Walking around Beijing, I find it hard to tell whether my lips are numb because of the cold, snow-laden wind blowing in my face, or the Szechuan peppers which were liberally sprinkled on my lunch. If you’ve never had them before, their effect on your mouth is an exciting combination of chilli hotness, aromatic pepper and extra strong mints. It is that odd combination of pain and pleasure. Just like Wagner.
One of the joys of having a group of international musicians to travel around with is that wherever we are in the world, somebody I work with has local knowledge or brilliant skills with a restaurant menu. As we are in China, Chi has become an even greater friend than normal, although this hardly seems possible. When normal people run out of their set phrases at a tube station when confronted with a bewildering choice of tickets, or resort to pointing at a dish on an adjacent table, Chi steps in and prevents us ordering sharks fins or frog uterus. I’m not making those up by the way. Lorenzo of course speaks English, Spanish and Italian fluently but not Chinese. This doesn’t stop him though as became evident walking around the beautiful Temple of Heaven yesterday. There was a group of women drawing pretty circles in the air with the long ribbons that gymnasts use. Being Italian, gestures are a huge part of his arsenal, especially when playing the bass clarinet, and so he approached them and waved his arms around.
Within 30 seconds he too was painting florid patterns in the air, but then being a natural mover, I should hardly have been surprised. Lander wasn’t so successful. At lunch, Chi made the mistake of telling Lorenzo the phrase in Chinese to get the waiters’ attention. He now shouts it at every draining of the teapot, but we did have to admit that it was pretty successful. However nothing could have prepared me for Lorenzo the barterer. At the market this morning he insisted on helping me get a fantastic deal on some gifts for my kids with a gesticulation frenzy. We moved upstairs where he spied some dragon balm,
“Ah, I want one of these! ‘Ow much?”
“How many do you want?”
“My God, I only want one, I don’t want to export!”
Chi decided that he would like one as well and the woman suggested 500 yuan. Lorenzo jumped back in horror. “What?! I can buy this at airport for 200! No, no, I not buy”
“Ok, Ok, Maybe I do you a special deal. 400 for both.”
“No. 50 yuan.”
“Noooo. 50 yuan for two? Are you mad?”
“A little bit. 100 yuan final offer.”
“Great!” Lorenzo checked his wallet.” Oh I only have 100.” He winked.
“We said 150? OK? You are good at this!”
“Yes I know!”
We walked away smiling, undoubtedly having paid too much but happy all the same.
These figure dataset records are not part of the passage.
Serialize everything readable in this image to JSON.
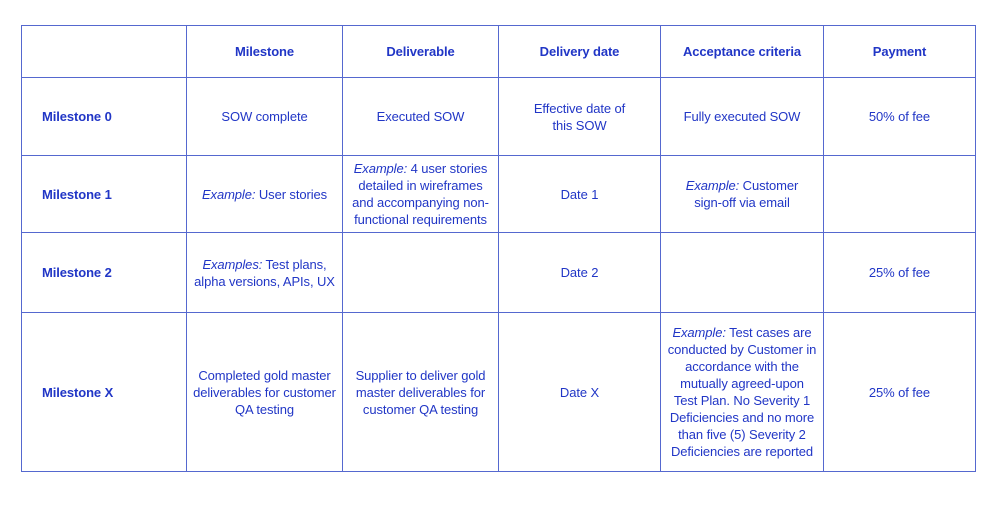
{
  "colors": {
    "text": "#2136c6",
    "border": "#5568cf",
    "background": "#ffffff"
  },
  "table": {
    "headers": {
      "corner": "",
      "milestone": "Milestone",
      "deliverable": "Deliverable",
      "delivery_date": "Delivery date",
      "acceptance_criteria": "Acceptance criteria",
      "payment": "Payment"
    },
    "rows": [
      {
        "label": "Milestone 0",
        "milestone": {
          "prefix": "",
          "text": "SOW complete"
        },
        "deliverable": {
          "prefix": "",
          "text": "Executed SOW"
        },
        "delivery_date": {
          "prefix": "",
          "text": "Effective date of\nthis SOW"
        },
        "acceptance_criteria": {
          "prefix": "",
          "text": "Fully executed SOW"
        },
        "payment": {
          "prefix": "",
          "text": "50% of fee"
        }
      },
      {
        "label": "Milestone 1",
        "milestone": {
          "prefix": "Example:",
          "text": "User stories"
        },
        "deliverable": {
          "prefix": "Example:",
          "text": "4 user stories\ndetailed in wireframes\nand accompanying non-\nfunctional requirements"
        },
        "delivery_date": {
          "prefix": "",
          "text": "Date 1"
        },
        "acceptance_criteria": {
          "prefix": "Example:",
          "text": "Customer\nsign-off via email"
        },
        "payment": {
          "prefix": "",
          "text": ""
        }
      },
      {
        "label": "Milestone 2",
        "milestone": {
          "prefix": "Examples:",
          "text": "Test plans,\nalpha versions, APIs, UX"
        },
        "deliverable": {
          "prefix": "",
          "text": ""
        },
        "delivery_date": {
          "prefix": "",
          "text": "Date 2"
        },
        "acceptance_criteria": {
          "prefix": "",
          "text": ""
        },
        "payment": {
          "prefix": "",
          "text": "25% of fee"
        }
      },
      {
        "label": "Milestone X",
        "milestone": {
          "prefix": "",
          "text": "Completed gold master\ndeliverables for customer\nQA testing"
        },
        "deliverable": {
          "prefix": "",
          "text": "Supplier to deliver gold\nmaster deliverables for\ncustomer QA testing"
        },
        "delivery_date": {
          "prefix": "",
          "text": "Date X"
        },
        "acceptance_criteria": {
          "prefix": "Example:",
          "text": "Test cases are\nconducted by Customer in\naccordance with the\nmutually agreed-upon\nTest Plan. No Severity 1\nDeficiencies and no more\nthan five (5) Severity 2\nDeficiencies are reported"
        },
        "payment": {
          "prefix": "",
          "text": "25% of fee"
        }
      }
    ]
  }
}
The concert hall where we are playing is called nicknamed The Egg for fairly obvious reasons. It’s a bit like the Sage in Gateshead, except much bigger, plus it has a couple of concert halls and an opera house and quite possiblly some more bits that I haven’t discovered. In short, it’s huge. The hall itself is great, nice and resonant and with labyrinthine backstage areas that are making me nervous about missing the second half of tonight’s show. I think Valery is quite big in China as when he walked out onto the stage last night, the reception he got was more akin to an audience in Daytona Beach. There was whooping and cheering before he had done anything, I noticed he was grinning to himself when he turned to face us as we started the Britten Four Sea Interludes. The reception afforded Sarah Chang was much the same as she swished onto the stage in a sequinned dress that made Maxine Kwok-Adams almost look under-dressed. I say almost, as technically this is impossible, but suffice it to say, stage right is very sparkly indeed this week.
The weather this week in the capital has been somewhat dull, and that combined with the pollution which seems to turn the moon orange at night is making me a bit wheezy when taking large breaths in the Shostakovich symphony. I managed to make it through without bursting into fits of coughing except between movements, however I will be glad to move on to Shanghai tomorrow. Gergiev gets a hero’s reception at the end of the show and seems pleased with the performance, the shouting and screaming that greets his entrances for bows rivals that of a rock star. We discuss this over dinner later in between Lorenzo shouting for the waiter every five minutes and telling him that it’s not the done thing to barter for the price of the meal you’ve already eaten. As we go down the staircase, there are hundreds of pictures of famous people who have eaten at the restaurant. Of course I don’t recognise any of them, being mainly Chinese film and music stars, except for Jackie Chan, and then we see a familiar face staring out at us surrounded by smiling waiters and chefs. It is Valery.
I bet he didn’t have to shout for the waiter though.